Dix territoires, en 2017, avaient été choisis pour une expérience de réintégration des chômeurs de longue durée (Clés du social [1]). Une expérimentation, qui se voulait économique et sociale. Sans attendre la sortie du bilan intermédiaire du 25 novembre 2019, plusieurs participants dont Pierre Cahuc créaient une polémique en désavouant ce projet qu’ils jugent coûteux financièrement. Les 3 rapports d’évaluation sont sortis. Les premiers arbitrages seront rendus en janvier 2020 par l’inspection générale des affaires sociales (IGAS) et l’inspection générale des finances (IGF).

Quels sont les trois rapports ?

  • 1- Le rapport intermédiaire du Comité scientifique d’évaluation pour aider le gouvernement et le Parlement à prendre position sur cette expérience : la maintenir, la supprimer ou la généraliser.

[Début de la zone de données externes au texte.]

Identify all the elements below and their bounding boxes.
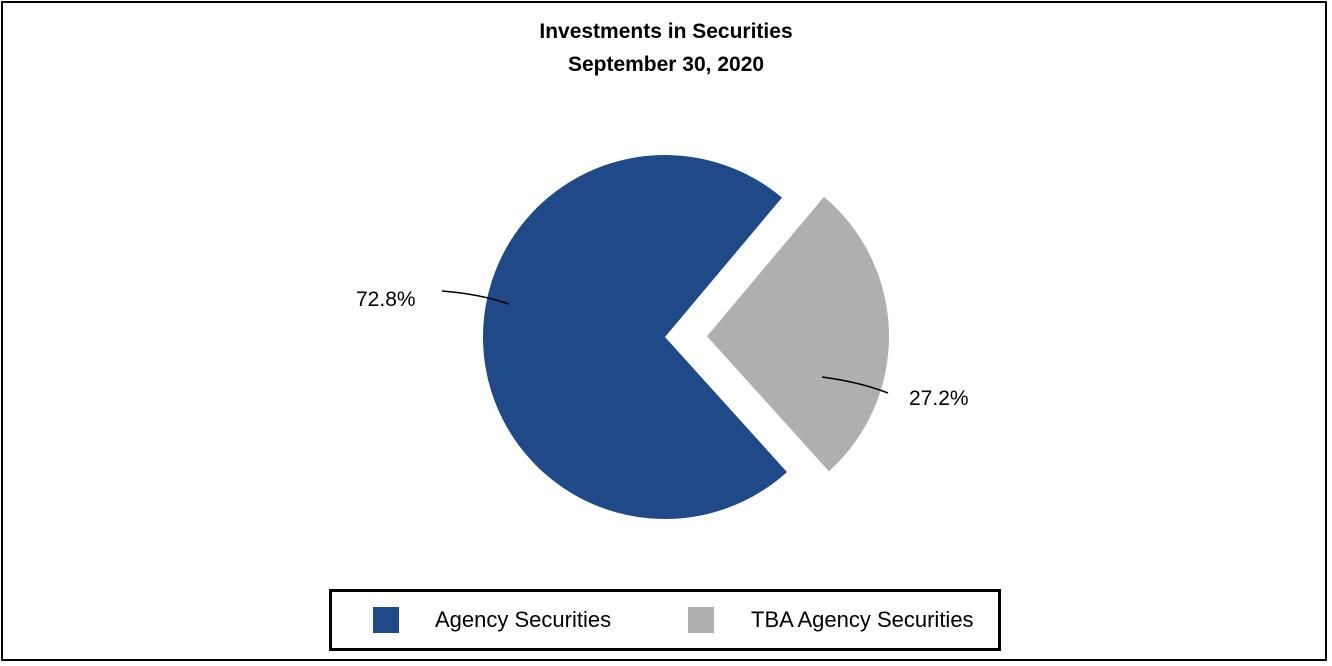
chart-title: Investments in Securities bbox=[539, 20, 793, 43]
legend-item-agency: Agency Securities bbox=[373, 592, 611, 648]
legend: Agency Securities TBA Agency Securities bbox=[329, 589, 1001, 651]
pie-slice-agency-securities bbox=[483, 155, 787, 519]
legend-item-tba: TBA Agency Securities bbox=[688, 592, 974, 648]
data-label-agency: 72.8% bbox=[356, 288, 416, 311]
legend-swatch-tba bbox=[688, 607, 714, 633]
legend-label-tba: TBA Agency Securities bbox=[751, 607, 974, 632]
leader-line-agency bbox=[441, 290, 510, 305]
data-label-tba: 27.2% bbox=[909, 387, 969, 410]
pie-slice-tba-agency-securities bbox=[706, 196, 889, 472]
legend-swatch-agency bbox=[373, 607, 399, 633]
leader-line-tba bbox=[821, 376, 889, 394]
chart-subtitle: September 30, 2020 bbox=[567, 53, 765, 76]
legend-label-agency: Agency Securities bbox=[435, 607, 612, 632]
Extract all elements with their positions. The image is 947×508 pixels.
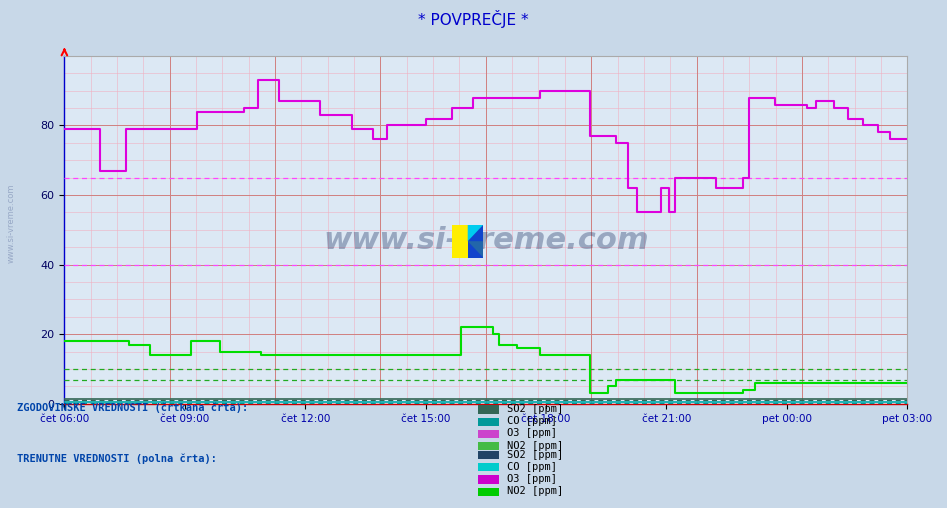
- Text: TRENUTNE VREDNOSTI (polna črta):: TRENUTNE VREDNOSTI (polna črta):: [17, 454, 217, 464]
- Text: ZGODOVINSKE VREDNOSTI (črtkana črta):: ZGODOVINSKE VREDNOSTI (črtkana črta):: [17, 403, 248, 414]
- Text: CO [ppm]: CO [ppm]: [507, 462, 557, 472]
- Text: NO2 [ppm]: NO2 [ppm]: [507, 440, 563, 451]
- Polygon shape: [468, 225, 483, 258]
- Text: SO2 [ppm]: SO2 [ppm]: [507, 450, 563, 460]
- Text: O3 [ppm]: O3 [ppm]: [507, 428, 557, 438]
- Text: * POVPREČJE *: * POVPREČJE *: [419, 10, 528, 28]
- Text: NO2 [ppm]: NO2 [ppm]: [507, 486, 563, 496]
- Text: SO2 [ppm]: SO2 [ppm]: [507, 404, 563, 414]
- Text: CO [ppm]: CO [ppm]: [507, 416, 557, 426]
- Text: www.si-vreme.com: www.si-vreme.com: [323, 226, 649, 255]
- Bar: [452, 225, 468, 258]
- Polygon shape: [468, 225, 483, 241]
- Text: www.si-vreme.com: www.si-vreme.com: [7, 184, 16, 263]
- Polygon shape: [468, 241, 483, 258]
- Text: O3 [ppm]: O3 [ppm]: [507, 474, 557, 484]
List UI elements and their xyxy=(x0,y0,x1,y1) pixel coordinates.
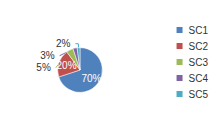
svg-text:SC2: SC2 xyxy=(189,41,209,52)
svg-text:SC3: SC3 xyxy=(189,57,209,68)
svg-text:5%: 5% xyxy=(36,62,51,73)
svg-text:20%: 20% xyxy=(57,60,77,71)
svg-text:3%: 3% xyxy=(40,50,55,61)
svg-text:SC4: SC4 xyxy=(189,73,209,84)
svg-text:SC5: SC5 xyxy=(189,89,209,100)
svg-text:2%: 2% xyxy=(56,38,71,49)
svg-text:SC1: SC1 xyxy=(189,25,209,36)
svg-text:70%: 70% xyxy=(81,73,101,84)
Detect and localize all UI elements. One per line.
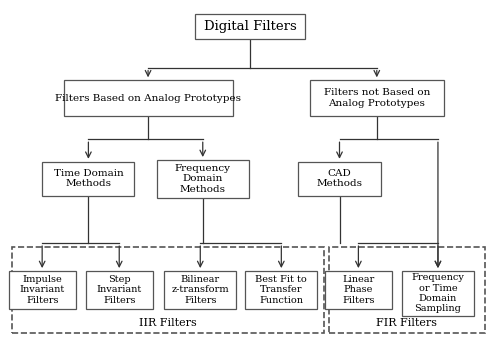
Text: Frequency
Domain
Methods: Frequency Domain Methods (175, 164, 231, 193)
Text: Filters Based on Analog Prototypes: Filters Based on Analog Prototypes (55, 93, 241, 103)
FancyBboxPatch shape (196, 14, 304, 39)
Bar (12, 247, 324, 333)
FancyBboxPatch shape (402, 271, 474, 316)
FancyBboxPatch shape (42, 162, 134, 196)
Text: IIR Filters: IIR Filters (139, 318, 197, 328)
Text: Step
Invariant
Filters: Step Invariant Filters (96, 275, 142, 305)
Text: Digital Filters: Digital Filters (204, 20, 296, 33)
FancyBboxPatch shape (64, 80, 232, 116)
FancyBboxPatch shape (246, 271, 318, 309)
FancyBboxPatch shape (8, 271, 76, 309)
Text: Linear
Phase
Filters: Linear Phase Filters (342, 275, 374, 305)
Text: Time Domain
Methods: Time Domain Methods (54, 169, 124, 188)
Text: CAD
Methods: CAD Methods (316, 169, 362, 188)
Text: FIR Filters: FIR Filters (376, 318, 437, 328)
FancyBboxPatch shape (86, 271, 153, 309)
FancyBboxPatch shape (325, 271, 392, 309)
Text: Impulse
Invariant
Filters: Impulse Invariant Filters (20, 275, 65, 305)
FancyBboxPatch shape (310, 80, 444, 116)
Text: Bilinear
z-transform
Filters: Bilinear z-transform Filters (172, 275, 229, 305)
FancyBboxPatch shape (157, 160, 249, 197)
Bar (328, 247, 484, 333)
Text: Frequency
or Time
Domain
Sampling: Frequency or Time Domain Sampling (412, 273, 465, 313)
Text: Filters not Based on
Analog Prototypes: Filters not Based on Analog Prototypes (324, 88, 430, 108)
FancyBboxPatch shape (164, 271, 236, 309)
FancyBboxPatch shape (298, 162, 380, 196)
Text: Best Fit to
Transfer
Function: Best Fit to Transfer Function (256, 275, 307, 305)
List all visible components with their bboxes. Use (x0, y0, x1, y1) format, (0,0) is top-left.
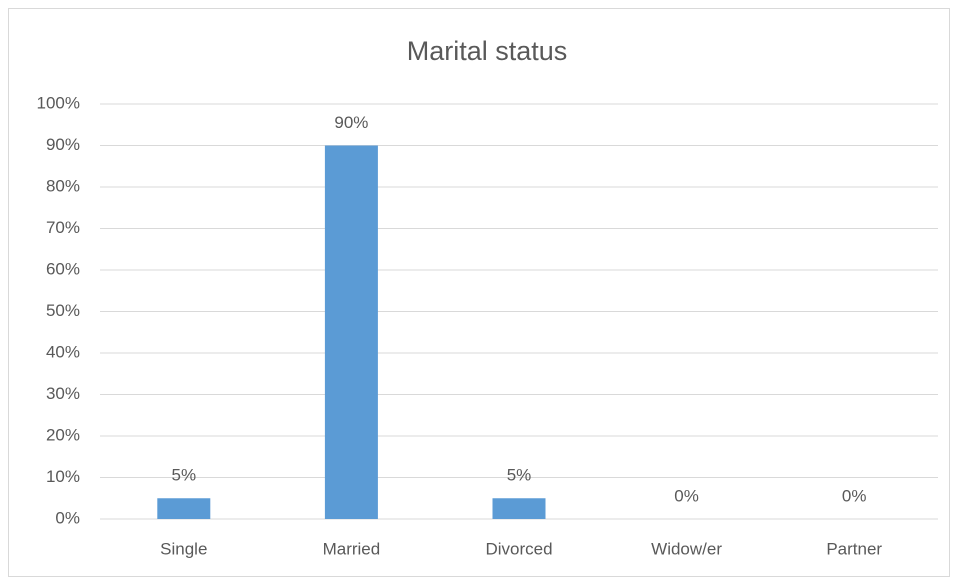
y-tick-label: 60% (46, 259, 80, 278)
y-tick-label: 30% (46, 384, 80, 403)
data-label: 0% (842, 486, 867, 505)
y-tick-label: 70% (46, 218, 80, 237)
y-tick-label: 40% (46, 342, 80, 361)
bar (324, 145, 378, 519)
chart-border (8, 8, 950, 577)
x-tick-label: Divorced (485, 539, 552, 558)
x-tick-label: Widow/er (651, 539, 722, 558)
y-tick-label: 20% (46, 425, 80, 444)
data-label: 90% (334, 113, 368, 132)
x-tick-label: Married (323, 539, 381, 558)
x-tick-label: Single (160, 539, 207, 558)
y-tick-label: 0% (55, 508, 80, 527)
y-tick-label: 90% (46, 135, 80, 154)
data-label: 5% (172, 466, 197, 485)
data-label: 5% (507, 466, 532, 485)
y-tick-label: 10% (46, 467, 80, 486)
bar (157, 498, 211, 519)
y-tick-label: 50% (46, 301, 80, 320)
chart-title: Marital status (407, 36, 568, 66)
data-label: 0% (674, 486, 699, 505)
y-tick-label: 100% (37, 93, 80, 112)
x-tick-label: Partner (826, 539, 882, 558)
bar (492, 498, 546, 519)
y-tick-label: 80% (46, 176, 80, 195)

Il propose des modifications avant de généraliser l’expérience.
  • 2- Le rapport d’évaluation économique de l’IGAS et de l’IGF.
  • 3- Le rapport des deux acteurs du projet au niveau national soit le fonds d’expérimentation territoriale contre le chômage de longue durée et l’association territoires zéro chômeur de longue durée (TZCLD) partisan d’une extension du dispositif.

Les deux premiers rapports estiment qu’à ce stade, les résultats « ne permettent pas de justifier la généralisation de l’expérience » mais ils sont favorables à poursuivre l’expérimentation et à l’étendre à de nouveaux territoires à condition de retenir les territoires ayant :

  • Un contexte institutionnel solide et préparé,
  • Des porteurs de projets suffisamment impliqués.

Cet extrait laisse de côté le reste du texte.